Eliphas was pulling on his trousers. He looked up and said, “Of course I will follow. I mean, I think it would be better if I did. The hell-hound is looking into the minds of those men, and some remember that they saw you with me. And if it looks into my mind it will find my conversations with you. What might it do then?”
“Then you had better show me how to reach the Gate of the Hierarchs. I will get us past the guardian. I have no intention of staying here.”
“I think it would be better if we found Kun Norbu. He will know what to do. And the guards are armed.”
“We will return in the morning,” Yama said.
Eliphas might have argued the point, but a blue light appeared at the balcony above. They both lost their nerve then and ran.
The guardian of the Gate of the Hierarchs had been driven deep inside itself, and did not notice when Yama and Eliphas passed by. It was a few hours before dawn. It was not cold, but Yama and Eliphas were soon mantled with dew after they sat down to keep watch from a turn of the long flight of stairs high above the library. Yama said that Eliphas could leave him as soon as it grew light, but Eliphas said that he would as soon stay with Yama.
“I made a contract with you, brother, and I never let a client down.”
Yama said, “You have other clients before me.”
“I’ll let you into a secret.” Eliphas lit his pipe.
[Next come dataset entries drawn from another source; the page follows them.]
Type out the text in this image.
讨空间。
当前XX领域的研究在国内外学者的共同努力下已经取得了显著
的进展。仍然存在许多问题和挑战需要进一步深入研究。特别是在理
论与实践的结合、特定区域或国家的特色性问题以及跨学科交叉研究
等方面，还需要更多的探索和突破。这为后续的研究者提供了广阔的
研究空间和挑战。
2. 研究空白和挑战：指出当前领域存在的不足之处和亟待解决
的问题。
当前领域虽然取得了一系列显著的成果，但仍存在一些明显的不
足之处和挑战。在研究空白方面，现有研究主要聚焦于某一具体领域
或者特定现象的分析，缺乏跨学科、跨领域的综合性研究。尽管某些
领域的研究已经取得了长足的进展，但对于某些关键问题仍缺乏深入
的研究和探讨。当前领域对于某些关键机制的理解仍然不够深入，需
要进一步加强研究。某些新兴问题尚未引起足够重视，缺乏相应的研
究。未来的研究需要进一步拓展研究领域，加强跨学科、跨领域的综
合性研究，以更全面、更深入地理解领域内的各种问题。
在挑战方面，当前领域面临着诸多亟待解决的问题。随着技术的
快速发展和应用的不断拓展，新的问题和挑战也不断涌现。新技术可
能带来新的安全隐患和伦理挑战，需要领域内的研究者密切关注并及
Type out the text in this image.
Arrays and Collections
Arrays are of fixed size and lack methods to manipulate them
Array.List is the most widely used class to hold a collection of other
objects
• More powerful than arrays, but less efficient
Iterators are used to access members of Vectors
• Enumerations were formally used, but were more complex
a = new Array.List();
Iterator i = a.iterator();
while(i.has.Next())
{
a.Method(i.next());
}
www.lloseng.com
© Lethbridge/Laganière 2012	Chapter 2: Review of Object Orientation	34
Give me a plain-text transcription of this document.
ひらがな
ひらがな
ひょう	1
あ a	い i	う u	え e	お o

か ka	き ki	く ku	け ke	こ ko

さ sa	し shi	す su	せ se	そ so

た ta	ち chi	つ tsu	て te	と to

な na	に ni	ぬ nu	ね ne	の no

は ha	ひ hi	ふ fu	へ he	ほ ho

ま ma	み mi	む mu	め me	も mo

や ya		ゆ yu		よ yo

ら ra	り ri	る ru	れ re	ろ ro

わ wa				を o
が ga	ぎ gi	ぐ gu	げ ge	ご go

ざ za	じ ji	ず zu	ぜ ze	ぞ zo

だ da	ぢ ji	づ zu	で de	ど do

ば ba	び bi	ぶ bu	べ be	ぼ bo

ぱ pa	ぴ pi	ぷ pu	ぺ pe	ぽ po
When he drew on it, the burning coal of tobacco set a spark in each of his silvery eyes. He was calmer now. He said, “Sometimes, I already know the answers to the questions I am sent to root out of the library. It would not do to tell the client that, though. It would put the business of the library at risk, and my business, too. Besides, no leech will believe that I know something of his trade that he himself does not. It does not do to sell the truth cheaply. Instead, I enact a little charade. I come here and gossip with my friends, and a day later I return to my client and give him, stamped and documented, the answer I could have given him straightaway, if only he trusted me. The library is paid, I am paid, and the client is pleased with his answer. That is why I was so happy to help you. It gave me something to do. Besides, like my friend, Kun Norbu, I feel young again in your presence. I had thought that there were no more wonders to discover in the world, and you have proved me wrong.”